Bishop Richard Malone of the Roman Catholic Diocese of Portland did not return calls or emails left with a church spokesman seeking comment.
Stephen Pope, professor of theology at Boston College, said Francis’ comments were consistent with his other efforts to address declining church membership by reaching out to a more diverse audience.
That approach stands in stark contrast to that of his predecessor, Pope Benedict XVI, he said.
“I think Pope Benedict’s philosophy was to say, ‘Let them go. We’ll have a smaller church but more pure,’ ” Pope said. “Pope Francis has sort of adopted this strategy of meeting people where they are and looking for commonality.”
Henchal agreed that Francis has a knack for being upbeat and inclusive.

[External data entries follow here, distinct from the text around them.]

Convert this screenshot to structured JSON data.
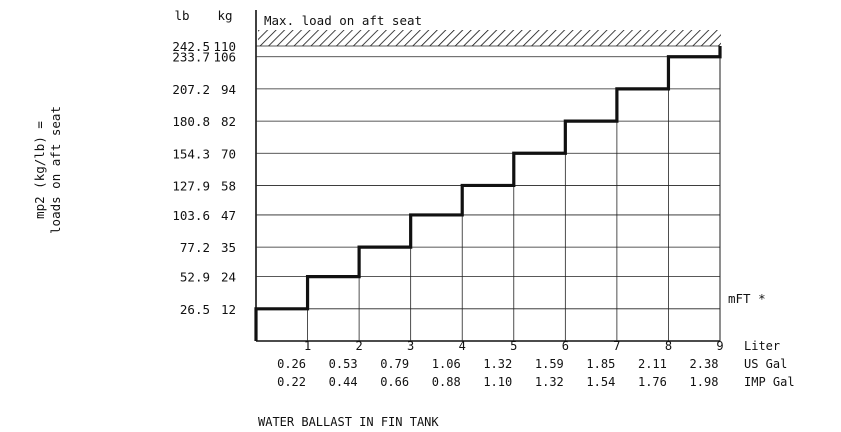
{
  "chart_data": {
    "type": "step",
    "title": "",
    "max_load_label": "Max. load on aft seat",
    "ylabel_line1": "mp2 (kg/lb) =",
    "ylabel_line2": "loads on aft seat",
    "unit_lb": "lb",
    "unit_kg": "kg",
    "y_ticks": [
      {
        "lb": "26.5",
        "kg": "12",
        "value": 12
      },
      {
        "lb": "52.9",
        "kg": "24",
        "value": 24
      },
      {
        "lb": "77.2",
        "kg": "35",
        "value": 35
      },
      {
        "lb": "103.6",
        "kg": "47",
        "value": 47
      },
      {
        "lb": "127.9",
        "kg": "58",
        "value": 58
      },
      {
        "lb": "154.3",
        "kg": "70",
        "value": 70
      },
      {
        "lb": "180.8",
        "kg": "82",
        "value": 82
      },
      {
        "lb": "207.2",
        "kg": "94",
        "value": 94
      },
      {
        "lb": "233.7",
        "kg": "106",
        "value": 106
      },
      {
        "lb": "242.5",
        "kg": "110",
        "value": 110
      }
    ],
    "x_liter": [
      "1",
      "2",
      "3",
      "4",
      "5",
      "6",
      "7",
      "8",
      "9"
    ],
    "x_usgal": [
      "0.26",
      "0.53",
      "0.79",
      "1.06",
      "1.32",
      "1.59",
      "1.85",
      "2.11",
      "2.38"
    ],
    "x_impgal": [
      "0.22",
      "0.44",
      "0.66",
      "0.88",
      "1.10",
      "1.32",
      "1.54",
      "1.76",
      "1.98"
    ],
    "unit_liter": "Liter",
    "unit_usgal": "US Gal",
    "unit_impgal": "IMP Gal",
    "xlabel": "WATER BALLAST IN FIN TANK",
    "series_label": "mFT *",
    "step_x": [
      0,
      1,
      2,
      3,
      4,
      5,
      6,
      7,
      8,
      9
    ],
    "step_y": [
      12,
      24,
      35,
      47,
      58,
      70,
      82,
      94,
      106,
      110
    ],
    "ylim": [
      0,
      110
    ],
    "xlim": [
      0,
      9
    ]
  }
}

“The packaging is different,” Henchal said. “He said this in a very positive and productive way.”
Still, he noted that the pope was calling Monday for public acceptance of homosexual orientation, and that he never contradicted the church’s stance against physical expressions of same-sex attraction.

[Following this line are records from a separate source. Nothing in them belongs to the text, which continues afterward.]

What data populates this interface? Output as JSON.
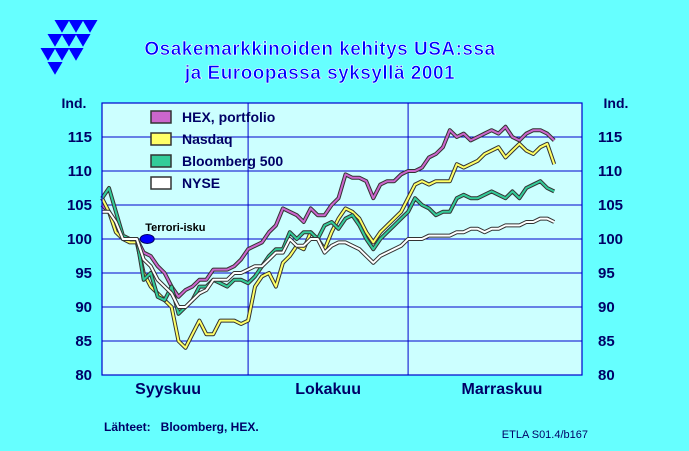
{
  "colors": {
    "background": "#66ffff",
    "plot_bg": "#ccffff",
    "title": "#0000ff",
    "axis": "#0000cc",
    "logo": "#0000ff"
  },
  "logo": {
    "icon": "etla-triangle-logo-icon"
  },
  "footer": {
    "source": "Lähteet:   Bloomberg, HEX.",
    "code": "ETLA S01.4/b167"
  },
  "chart_data": {
    "type": "line",
    "title": [
      "Osakemarkkinoiden  kehitys  USA:ssa",
      "ja  Euroopassa  syksyllä  2001"
    ],
    "ylabel_left": "Ind.",
    "ylabel_right": "Ind.",
    "ylim": [
      80,
      120
    ],
    "yticks": [
      80,
      85,
      90,
      95,
      100,
      105,
      110,
      115
    ],
    "xlim": [
      0,
      69
    ],
    "months": [
      {
        "label": "Syyskuu",
        "center": 9.5
      },
      {
        "label": "Lokakuu",
        "center": 32.5
      },
      {
        "label": "Marraskuu",
        "center": 57.5
      }
    ],
    "month_boundaries": [
      21,
      44
    ],
    "grid": true,
    "legend_position": "top-left",
    "annotation": {
      "text": "Terrori-isku",
      "x": 6.5,
      "y": 100,
      "marker_color": "#0000ff"
    },
    "series": [
      {
        "name": "HEX, portfolio",
        "color": "#cc66cc",
        "x": [
          0,
          1,
          2,
          3,
          4,
          5,
          6,
          7,
          8,
          9,
          10,
          11,
          12,
          13,
          14,
          15,
          16,
          17,
          18,
          19,
          20,
          21,
          22,
          23,
          24,
          25,
          26,
          27,
          28,
          29,
          30,
          31,
          32,
          33,
          34,
          35,
          36,
          37,
          38,
          39,
          40,
          41,
          42,
          43,
          44,
          45,
          46,
          47,
          48,
          49,
          50,
          51,
          52,
          53,
          54,
          55,
          56,
          57,
          58,
          59,
          60,
          61,
          62,
          63,
          64,
          65
        ],
        "values": [
          105,
          104,
          102,
          100,
          100,
          100,
          98,
          97.5,
          96,
          95,
          93,
          91.5,
          92.5,
          93,
          94,
          94,
          95.5,
          95.5,
          95.5,
          96,
          97,
          98.5,
          99,
          99.5,
          101,
          102,
          104.5,
          104,
          103.5,
          102.5,
          104.5,
          103.5,
          103.5,
          105,
          106,
          109.5,
          109,
          109,
          108.5,
          106,
          108,
          108.5,
          108.5,
          109.5,
          110,
          110,
          110.5,
          112,
          112.5,
          113.5,
          116,
          115,
          115.5,
          114.5,
          115,
          115.5,
          116,
          115.5,
          116.5,
          115,
          114.5,
          115.5,
          116,
          116,
          115.5,
          114.5
        ]
      },
      {
        "name": "Nasdaq",
        "color": "#ffff66",
        "x": [
          0,
          1,
          2,
          3,
          4,
          5,
          6,
          7,
          8,
          9,
          10,
          11,
          12,
          13,
          14,
          15,
          16,
          17,
          18,
          19,
          20,
          21,
          22,
          23,
          24,
          25,
          26,
          27,
          28,
          29,
          30,
          31,
          32,
          33,
          34,
          35,
          36,
          37,
          38,
          39,
          40,
          41,
          42,
          43,
          44,
          45,
          46,
          47,
          48,
          49,
          50,
          51,
          52,
          53,
          54,
          55,
          56,
          57,
          58,
          59,
          60,
          61,
          62,
          63,
          64,
          65
        ],
        "values": [
          106,
          104,
          101,
          100,
          99.5,
          99.5,
          95,
          93,
          92,
          91,
          90,
          85,
          84,
          86,
          88,
          86,
          86,
          88,
          88,
          88,
          87.5,
          88,
          93,
          94.5,
          95,
          93,
          96.5,
          97.5,
          99,
          98.5,
          101,
          100,
          98.5,
          101,
          103,
          104.5,
          104,
          103,
          101,
          99.5,
          101,
          102,
          103,
          104,
          106,
          108,
          108.5,
          108,
          108.5,
          108.5,
          108.5,
          111,
          110.5,
          111,
          111.5,
          112.5,
          113,
          113.5,
          112,
          113,
          114,
          113,
          112.5,
          113.5,
          114,
          111
        ]
      },
      {
        "name": "Bloomberg 500",
        "color": "#33cc99",
        "x": [
          0,
          1,
          2,
          3,
          4,
          5,
          6,
          7,
          8,
          9,
          10,
          11,
          12,
          13,
          14,
          15,
          16,
          17,
          18,
          19,
          20,
          21,
          22,
          23,
          24,
          25,
          26,
          27,
          28,
          29,
          30,
          31,
          32,
          33,
          34,
          35,
          36,
          37,
          38,
          39,
          40,
          41,
          42,
          43,
          44,
          45,
          46,
          47,
          48,
          49,
          50,
          51,
          52,
          53,
          54,
          55,
          56,
          57,
          58,
          59,
          60,
          61,
          62,
          63,
          64,
          65
        ],
        "values": [
          106,
          107.5,
          104,
          100.5,
          100,
          100,
          94,
          95,
          91.5,
          91,
          93,
          89,
          90,
          91,
          93,
          93,
          94,
          93.5,
          93,
          94,
          94,
          93.5,
          94.5,
          96,
          97.5,
          98.5,
          98.5,
          101,
          100,
          101,
          101,
          100,
          102,
          102.5,
          101.5,
          103,
          103.5,
          102,
          100,
          98.5,
          100,
          101,
          102,
          103,
          104,
          106,
          105,
          104.5,
          103.5,
          104,
          104,
          106,
          106.5,
          106,
          106,
          106.5,
          107,
          106.5,
          106,
          107,
          106,
          107.5,
          108,
          108.5,
          107.5,
          107
        ]
      },
      {
        "name": "NYSE",
        "color": "#ffffff",
        "x": [
          0,
          1,
          2,
          3,
          4,
          5,
          6,
          7,
          8,
          9,
          10,
          11,
          12,
          13,
          14,
          15,
          16,
          17,
          18,
          19,
          20,
          21,
          22,
          23,
          24,
          25,
          26,
          27,
          28,
          29,
          30,
          31,
          32,
          33,
          34,
          35,
          36,
          37,
          38,
          39,
          40,
          41,
          42,
          43,
          44,
          45,
          46,
          47,
          48,
          49,
          50,
          51,
          52,
          53,
          54,
          55,
          56,
          57,
          58,
          59,
          60,
          61,
          62,
          63,
          64,
          65
        ],
        "values": [
          104,
          104,
          102.5,
          100,
          100,
          100,
          97,
          96,
          94,
          93,
          92,
          90,
          90,
          91,
          92,
          92.5,
          94,
          94,
          94,
          95,
          95,
          95.5,
          96,
          96,
          97,
          98,
          98,
          100,
          99,
          99,
          100,
          100,
          98,
          99,
          99.5,
          99.5,
          99,
          98.5,
          97.5,
          96.5,
          97.5,
          98,
          98.5,
          99,
          100,
          100,
          100,
          100.5,
          100.5,
          100.5,
          100.5,
          101,
          101,
          101.5,
          101.5,
          101,
          101.5,
          101.5,
          102,
          102,
          102,
          102.5,
          102.5,
          103,
          103,
          102.5
        ]
      }
    ]
  }
}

“That doesn’t change anything about what the church has to say about the immorality of homosexual genital actions,” Henchal said.
Likewise, the pope’s comments should not be misinterpreted as an endorsement of gay marriage, he said.
“That’s a different story,” Henchal said. “He wasn’t talking about marriage.”
Henchal said the Catholic church in Maine has not objected to any gay-rights legislation except for the state’s same-sex marriage law, approved by voters in November.
Parishioners who attended Monday’s 12:15 p.m. Mass at the Cathedral of the Immaculate Conception in Portland said they agree with the pope’s comments but do not see them as a departure from the church’s policy toward gays and lesbians.
“I don’t think we’ve ever had anything against homosexuals,” said Ashley Ross, 21, of South Portland. “(Acceptance by the Catholic church) doesn’t have anything to do with being gay or being straight.”
Because Francis’ comments were disseminated only in isolated quotes and sound bites through the media, it’s hard to know exactly what message he intended to convey, said Gary Johnson, associate professor of history at the University of Southern Maine.
“I think it’s really tough to understand precisely what he’s saying or precisely what he means,” he said.
Johnson said it’s not surprising that the subject of homosexuality came up at the news conference, given that the media has been pursuing stories about alleged sexual indiscretions within the Vatican.
As long as Francis stops short of condoning same-sex relationships, there is little reason to believe the church will change its official position toward gays, Johnson said.
“If sexual contact remains wrong,” he said, “then there’s not much of a shift.”
— Staff Writer Eric Russell contributed to this report.